Considering Chanel’s collaboration with the Nazis in Occupied Paris, the irony is not lost that another Jewish firm was coming to her rescue. Back in 1924, it had been the immensely rich and successful Wertheimer brothers, Pierre and Paul, who had jumpstarted her business. Chanel had decided to expand her fashion house into perfumes. Chanel needed a wealthy backer, a distributor with factories and more importantly, a wide distribution network.
The Wertheimer brothers were the owners of Les Parfumeries Bourjois, the largest cosmetic and fragrance company in France.
Pierre was ruthless in business, a match for Chanel, and inevitably the couple fought constantly. There were threatened lawsuits and fights- Pierre called her “that bloody woman,” but sent her flowers the following day after each of their heated arguments.
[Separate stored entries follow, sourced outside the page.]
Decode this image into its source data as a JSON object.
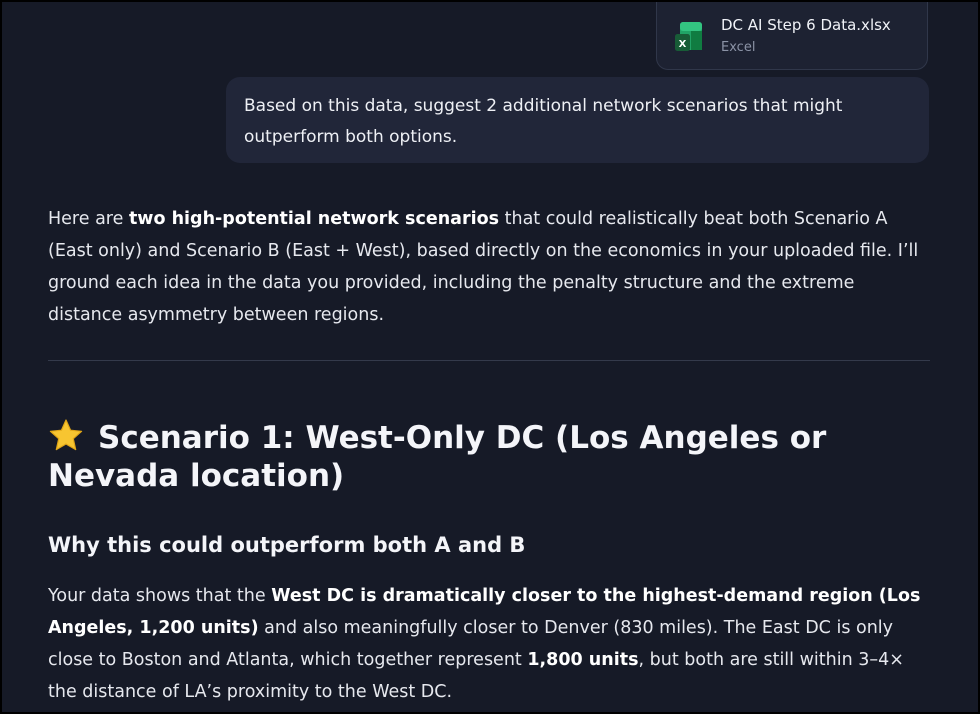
{
  "attachment": {
    "file_name": "DC AI Step 6 Data.xlsx",
    "file_type": "Excel",
    "icon": "excel-file-icon"
  },
  "user_message": "Based on this data, suggest 2 additional network scenarios that might outperform both options.",
  "response": {
    "intro": {
      "t1": "Here are ",
      "b1": "two high-potential network scenarios",
      "t2": " that could realistically beat both Scenario A (East only) and Scenario B (East + West), based directly on the economics in your uploaded file. I’ll ground each idea in the data you provided, including the penalty structure and the extreme distance asymmetry between regions."
    },
    "scenario1_heading": "Scenario 1: West-Only DC (Los Angeles or Nevada location)",
    "scenario1_icon": "star-icon",
    "why_heading": "Why this could outperform both A and B",
    "body": {
      "t1": "Your data shows that the ",
      "b1": "West DC is dramatically closer to the highest-demand region (Los Angeles, 1,200 units)",
      "t2": " and also meaningfully closer to Denver (830 miles). The East DC is only close to Boston and Atlanta, which together represent ",
      "b2": "1,800 units",
      "t3": ", but both are still within 3–4× the distance of LA’s proximity to the West DC."
    }
  }
}
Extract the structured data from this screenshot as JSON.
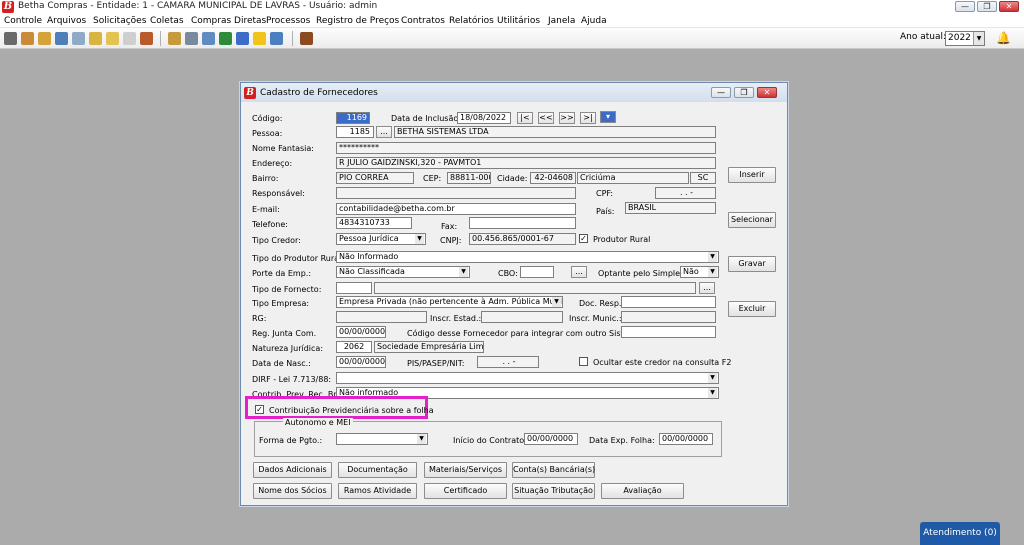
{
  "app": {
    "logo": "B",
    "title": "Betha Compras - Entidade: 1 - CAMARA MUNICIPAL DE LAVRAS - Usuário: admin",
    "win_minimize": "—",
    "win_restore": "❐",
    "win_close": "✕"
  },
  "menu": {
    "items": [
      "Controle",
      "Arquivos",
      "Solicitações",
      "Coletas",
      "Compras Diretas",
      "Processos",
      "Registro de Preços",
      "Contratos",
      "Relatórios",
      "Utilitários",
      "Janela",
      "Ajuda"
    ]
  },
  "toolbar": {
    "ano_label": "Ano atual:",
    "ano_value": "2022",
    "bell_icon": "notification-bell-icon"
  },
  "dialog": {
    "logo": "B",
    "title": "Cadastro de Fornecedores",
    "labels": {
      "codigo": "Código:",
      "data_inclusao": "Data de Inclusão:",
      "pessoa": "Pessoa:",
      "nome_fantasia": "Nome Fantasia:",
      "endereco": "Endereço:",
      "bairro": "Bairro:",
      "cep": "CEP:",
      "cidade": "Cidade:",
      "responsavel": "Responsável:",
      "cpf": "CPF:",
      "email": "E-mail:",
      "pais": "País:",
      "telefone": "Telefone:",
      "fax": "Fax:",
      "tipo_credor": "Tipo Credor:",
      "cnpj": "CNPJ:",
      "produtor_rural": "Produtor Rural",
      "tipo_produtor_rural": "Tipo do Produtor Rural:",
      "porte_emp": "Porte da Emp.:",
      "cbo": "CBO:",
      "optante_simples": "Optante pelo Simples:",
      "tipo_fornecto": "Tipo de Fornecto:",
      "tipo_empresa": "Tipo Empresa:",
      "doc_resp": "Doc. Resp.",
      "rg": "RG:",
      "inscr_estad": "Inscr. Estad.:",
      "inscr_munic": "Inscr. Munic.:",
      "reg_junta": "Reg. Junta Com.",
      "codigo_outro_sistema": "Código desse Fornecedor para integrar com outro Sistema:",
      "natureza_juridica": "Natureza Jurídica:",
      "data_nasc": "Data de Nasc.:",
      "pis_pasep": "PIS/PASEP/NIT:",
      "ocultar_credor": "Ocultar este credor na consulta F2",
      "dirf": "DIRF - Lei 7.713/88:",
      "contrib_prev": "Contrib. Prev. Rec. Bruta:",
      "contrib_folha": "Contribuição Previdenciária sobre a folha",
      "autonomo_mei": "Autonomo e MEI",
      "forma_pgto": "Forma de Pgto.:",
      "inicio_contrato": "Início do Contrato:",
      "data_exp_folha": "Data Exp. Folha:"
    },
    "values": {
      "codigo": "1169",
      "data_inclusao": "18/08/2022",
      "pessoa_codigo": "1185",
      "pessoa_nome": "BETHA SISTEMAS LTDA",
      "nome_fantasia": "**********",
      "endereco": "R JULIO GAIDZINSKI,320 - PAVMTO1",
      "bairro": "PIO CORREA",
      "cep": "88811-000",
      "cidade_codigo": "42-04608",
      "cidade_nome": "Criciúma",
      "uf": "SC",
      "responsavel": "",
      "cpf": ". . -",
      "email": "contabilidade@betha.com.br",
      "pais": "BRASIL",
      "telefone": "4834310733",
      "fax": "",
      "tipo_credor": "Pessoa Jurídica",
      "cnpj": "00.456.865/0001-67",
      "tipo_produtor_rural": "Não Informado",
      "porte_emp": "Não Classificada",
      "cbo": "",
      "optante_simples": "Não",
      "tipo_fornecto": "",
      "tipo_empresa": "Empresa Privada (não pertencente à Adm. Pública Municip",
      "doc_resp": "",
      "rg": "",
      "inscr_estad": "",
      "inscr_munic": "",
      "reg_junta": "00/00/0000",
      "codigo_outro_sistema": "",
      "natureza_codigo": "2062",
      "natureza_nome": "Sociedade Empresária Limitada",
      "data_nasc": "00/00/0000",
      "pis_pasep": ". . -",
      "dirf": "",
      "contrib_prev": "Não informado",
      "forma_pgto": "",
      "inicio_contrato": "00/00/0000",
      "data_exp_folha": "00/00/0000"
    },
    "checks": {
      "produtor_rural": "✓",
      "contrib_folha": "✓",
      "ocultar_credor": ""
    },
    "nav": {
      "first": "|<",
      "prev": "<<",
      "next": ">>",
      "last": ">|"
    },
    "ellipsis": "...",
    "side_buttons": [
      "Inserir",
      "Selecionar",
      "Gravar",
      "Excluir"
    ],
    "bottom_buttons_row1": [
      "Dados Adicionais",
      "Documentação",
      "Materiais/Serviços",
      "Conta(s) Bancária(s)"
    ],
    "bottom_buttons_row2": [
      "Nome dos Sócios",
      "Ramos Atividade",
      "Certificado",
      "Situação Tributação",
      "Avaliação"
    ]
  },
  "atendimento": "Atendimento (0)",
  "colors": {
    "desktop": "#ababab",
    "highlight": "#e620c9",
    "accent_blue": "#1e5aa8",
    "betha_red": "#d41f1f"
  }
}
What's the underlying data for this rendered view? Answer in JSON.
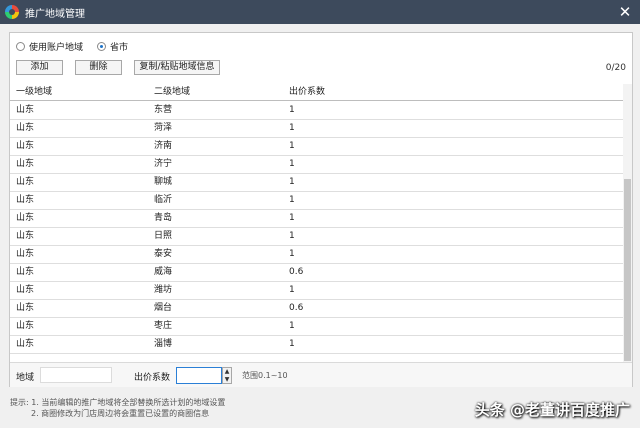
{
  "window": {
    "title": "推广地域管理"
  },
  "radios": [
    {
      "label": "使用账户地域",
      "checked": false
    },
    {
      "label": "省市",
      "checked": true
    }
  ],
  "toolbar": {
    "add_label": "添加",
    "delete_label": "删除",
    "copy_label": "复制/粘贴地域信息",
    "count": "0/20"
  },
  "table": {
    "headers": [
      "一级地域",
      "二级地域",
      "出价系数"
    ],
    "rows": [
      [
        "山东",
        "东营",
        "1"
      ],
      [
        "山东",
        "菏泽",
        "1"
      ],
      [
        "山东",
        "济南",
        "1"
      ],
      [
        "山东",
        "济宁",
        "1"
      ],
      [
        "山东",
        "聊城",
        "1"
      ],
      [
        "山东",
        "临沂",
        "1"
      ],
      [
        "山东",
        "青岛",
        "1"
      ],
      [
        "山东",
        "日照",
        "1"
      ],
      [
        "山东",
        "泰安",
        "1"
      ],
      [
        "山东",
        "威海",
        "0.6"
      ],
      [
        "山东",
        "潍坊",
        "1"
      ],
      [
        "山东",
        "烟台",
        "0.6"
      ],
      [
        "山东",
        "枣庄",
        "1"
      ],
      [
        "山东",
        "淄博",
        "1"
      ]
    ]
  },
  "footer": {
    "region_label": "地域",
    "region_value": "",
    "coef_label": "出价系数",
    "coef_value": "",
    "range_hint": "范围0.1~10"
  },
  "tips": {
    "line1": "提示: 1. 当前编辑的推广地域将全部替换所选计划的地域设置",
    "line2": "2. 商圈修改为门店周边将会重置已设置的商圈信息"
  },
  "watermark": "头条 @老董讲百度推广",
  "icons": {
    "app": "app-logo-icon",
    "close": "close-icon"
  }
}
Yet, convinced that they were on a winner with Chanel, the Wertheimers backed her enterprise. Chanel agreed to a deal taking 10% of the profits on her perfume. It’s surprising that their business relationship lasted their entire lifetimes, particularly given Chanel’s behavior during World War II.
(The Wertheimers fled from German-occupied Paris and had made their way through Spain and Portugal to the United States. Chanel attempted to make use of the German Commission in Jewish Affairs which was responsible for seizing Jewish-owned businesses and transferring them to sympathetic, Aryan hands. These new laws gave Chanel the opportunity to dissolve her partnership with the Wertheimers and take over the company. However, the Wertheimers were one step ahead of Chanel, and had transferred their business to a non-Jewish industrialist. The mass of pre-dated documents certified by a German officer – one can imagine the bribe involved – ensured that a co-owner was in place before Chanel could make her move.)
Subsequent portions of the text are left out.